Perhaps your listening skills are not as honed as you think.
If DH comes home and someone has been winding him up.
Your response could be - How do you feel about that?
Then you stay quiet.

No more discussion on it but you could think about it a lot. You could write an essay on your own thought process.

You might really enjoy an expressive art form like painting.
Join a painting group and a book club.
You might then not find your DH communication style as restrictive when you have other outlets. He has his own anxieties about expressing feelings etc and everyone is different. He obviously sees no problem.

I would call him out when he is rude, every time...
Please, there is no need to be rude.
Rudeness towards me is unwarranted, excuse me.
Kindness please, remember who you are talking to.
That is enough rudeness.
There is no need to be rude, DH.

warriorofhopelessness · 14/11/2023 00:59

user1492757084 · 13/11/2023 23:57

Perhaps your listening skills are not as honed as you think.
If DH comes home and someone has been winding him up.
Your response could be - How do you feel about that?
Then you stay quiet.

No more discussion on it but you could think about it a lot. You could write an essay on your own thought process.

You might really enjoy an expressive art form like painting.
Join a painting group and a book club.
You might then not find your DH communication style as restrictive when you have other outlets. He has his own anxieties about expressing feelings etc and everyone is different. He obviously sees no problem.

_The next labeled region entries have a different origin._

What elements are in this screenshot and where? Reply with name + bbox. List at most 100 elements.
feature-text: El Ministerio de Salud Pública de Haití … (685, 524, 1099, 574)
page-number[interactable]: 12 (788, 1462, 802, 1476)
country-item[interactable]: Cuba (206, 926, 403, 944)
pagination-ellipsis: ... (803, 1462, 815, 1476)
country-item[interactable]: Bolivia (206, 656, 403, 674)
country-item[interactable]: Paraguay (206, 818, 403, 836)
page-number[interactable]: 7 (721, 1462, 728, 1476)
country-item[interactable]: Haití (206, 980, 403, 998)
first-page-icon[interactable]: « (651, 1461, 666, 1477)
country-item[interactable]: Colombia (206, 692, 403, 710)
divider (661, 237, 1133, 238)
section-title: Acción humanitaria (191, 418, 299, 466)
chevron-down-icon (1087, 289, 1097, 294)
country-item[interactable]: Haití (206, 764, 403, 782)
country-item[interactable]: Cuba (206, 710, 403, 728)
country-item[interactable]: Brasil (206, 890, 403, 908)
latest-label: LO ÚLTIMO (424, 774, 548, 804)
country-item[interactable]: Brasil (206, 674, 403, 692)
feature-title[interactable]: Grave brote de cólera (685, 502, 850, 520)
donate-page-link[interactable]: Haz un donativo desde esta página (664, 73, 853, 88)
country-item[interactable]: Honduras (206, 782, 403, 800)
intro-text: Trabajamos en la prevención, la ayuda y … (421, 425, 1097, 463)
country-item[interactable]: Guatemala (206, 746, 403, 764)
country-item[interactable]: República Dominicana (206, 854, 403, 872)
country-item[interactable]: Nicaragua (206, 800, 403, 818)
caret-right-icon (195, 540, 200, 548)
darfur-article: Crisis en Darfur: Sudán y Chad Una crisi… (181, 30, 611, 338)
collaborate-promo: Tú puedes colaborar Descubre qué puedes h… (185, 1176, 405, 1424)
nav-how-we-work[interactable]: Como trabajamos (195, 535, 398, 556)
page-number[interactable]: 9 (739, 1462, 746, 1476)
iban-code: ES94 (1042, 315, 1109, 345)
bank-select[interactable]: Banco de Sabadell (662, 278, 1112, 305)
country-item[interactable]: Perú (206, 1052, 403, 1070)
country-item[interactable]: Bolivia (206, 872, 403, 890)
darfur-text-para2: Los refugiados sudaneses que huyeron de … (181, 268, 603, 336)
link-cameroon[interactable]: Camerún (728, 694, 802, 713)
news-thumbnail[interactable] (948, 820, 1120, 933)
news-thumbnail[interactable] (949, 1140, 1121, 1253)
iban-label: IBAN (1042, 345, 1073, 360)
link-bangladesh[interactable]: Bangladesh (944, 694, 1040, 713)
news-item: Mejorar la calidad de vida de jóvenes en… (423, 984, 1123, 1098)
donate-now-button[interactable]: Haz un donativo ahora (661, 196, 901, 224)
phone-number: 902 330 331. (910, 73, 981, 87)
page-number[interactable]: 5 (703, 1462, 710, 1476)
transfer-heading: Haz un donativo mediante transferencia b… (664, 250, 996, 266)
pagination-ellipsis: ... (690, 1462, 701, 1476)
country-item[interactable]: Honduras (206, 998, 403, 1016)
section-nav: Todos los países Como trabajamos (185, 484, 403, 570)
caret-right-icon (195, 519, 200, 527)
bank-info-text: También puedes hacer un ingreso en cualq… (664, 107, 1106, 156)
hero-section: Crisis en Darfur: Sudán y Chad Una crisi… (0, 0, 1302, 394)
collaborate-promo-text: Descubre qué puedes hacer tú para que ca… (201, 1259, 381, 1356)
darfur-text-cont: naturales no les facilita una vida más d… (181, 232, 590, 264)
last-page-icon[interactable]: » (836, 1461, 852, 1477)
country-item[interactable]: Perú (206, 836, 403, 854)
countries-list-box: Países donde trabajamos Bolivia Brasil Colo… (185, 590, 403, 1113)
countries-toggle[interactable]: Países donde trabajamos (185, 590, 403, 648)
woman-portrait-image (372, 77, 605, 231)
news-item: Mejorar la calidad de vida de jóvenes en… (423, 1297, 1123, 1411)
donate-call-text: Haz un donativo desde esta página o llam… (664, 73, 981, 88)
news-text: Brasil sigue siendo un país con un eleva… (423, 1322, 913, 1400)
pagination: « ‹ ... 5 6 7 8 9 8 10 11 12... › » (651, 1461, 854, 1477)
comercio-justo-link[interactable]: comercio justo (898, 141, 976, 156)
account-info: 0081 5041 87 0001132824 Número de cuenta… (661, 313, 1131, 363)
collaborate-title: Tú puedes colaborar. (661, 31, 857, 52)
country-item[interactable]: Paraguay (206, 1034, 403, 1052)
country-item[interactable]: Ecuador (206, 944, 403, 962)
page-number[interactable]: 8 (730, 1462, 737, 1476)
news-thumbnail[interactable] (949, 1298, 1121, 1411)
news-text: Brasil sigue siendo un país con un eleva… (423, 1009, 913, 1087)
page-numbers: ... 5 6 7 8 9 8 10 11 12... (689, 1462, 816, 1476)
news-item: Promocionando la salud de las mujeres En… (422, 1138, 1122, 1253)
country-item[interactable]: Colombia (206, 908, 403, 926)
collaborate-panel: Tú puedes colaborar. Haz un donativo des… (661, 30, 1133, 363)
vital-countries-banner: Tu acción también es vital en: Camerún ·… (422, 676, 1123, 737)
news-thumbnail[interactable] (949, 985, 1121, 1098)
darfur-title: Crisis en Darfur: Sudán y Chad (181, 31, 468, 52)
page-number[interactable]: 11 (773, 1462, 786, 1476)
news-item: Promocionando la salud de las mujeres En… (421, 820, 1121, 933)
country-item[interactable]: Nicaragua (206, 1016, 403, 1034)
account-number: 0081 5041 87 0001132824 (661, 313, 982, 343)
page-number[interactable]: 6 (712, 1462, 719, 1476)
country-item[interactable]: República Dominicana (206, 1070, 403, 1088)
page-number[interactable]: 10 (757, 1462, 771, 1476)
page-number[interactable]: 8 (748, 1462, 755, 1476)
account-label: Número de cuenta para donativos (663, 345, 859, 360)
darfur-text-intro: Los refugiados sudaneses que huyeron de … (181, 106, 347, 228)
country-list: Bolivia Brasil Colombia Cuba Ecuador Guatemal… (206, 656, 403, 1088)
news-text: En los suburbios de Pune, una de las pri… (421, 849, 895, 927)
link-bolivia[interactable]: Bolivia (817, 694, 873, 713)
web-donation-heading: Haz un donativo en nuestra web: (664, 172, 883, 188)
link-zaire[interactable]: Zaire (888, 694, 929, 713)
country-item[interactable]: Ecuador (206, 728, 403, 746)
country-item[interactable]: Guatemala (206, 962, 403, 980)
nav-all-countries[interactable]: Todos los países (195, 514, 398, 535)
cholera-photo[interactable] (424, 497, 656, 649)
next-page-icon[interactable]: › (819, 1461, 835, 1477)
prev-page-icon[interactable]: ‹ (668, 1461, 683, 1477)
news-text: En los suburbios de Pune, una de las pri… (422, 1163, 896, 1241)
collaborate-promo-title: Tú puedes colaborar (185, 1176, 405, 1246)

I would call him out when he is rude, every time...
Please, there is no need to be rude.
Rudeness towards me is unwarranted, excuse me.
Kindness please, remember who you are talking to.
That is enough rudeness.
There is no need to be rude, DH.

Op is not his therapist though. Relationships aren't just about listening, they are about communication. One sided listening isn't communicating. She's being told to shut up basically.

EverythingYouDoIsaBalloon · 14/11/2023 01:07

Your may be chatty and interesting to some people but to others you will be a chirping bird incessantly wittering away.

Would you describe a talkative male using these words? Just curious.

SoUtterlyDoneIn · 14/11/2023 01:28

I think if I was on the phone regarding a relative's health and obviously shutting down some things that were being said, then when I got off the phone I might not be in the mood for having someone force me to endure "talking in circles" about it aimlessly.

That whole mode of conversation is excruciating and exhausting at the best of times, especially if someone tends to keep circling back for more after the logical conclusion of the exchange as you describe. If you had just heard him shut the waffle down with someone else this was probably a poor moment to start such a post mortem.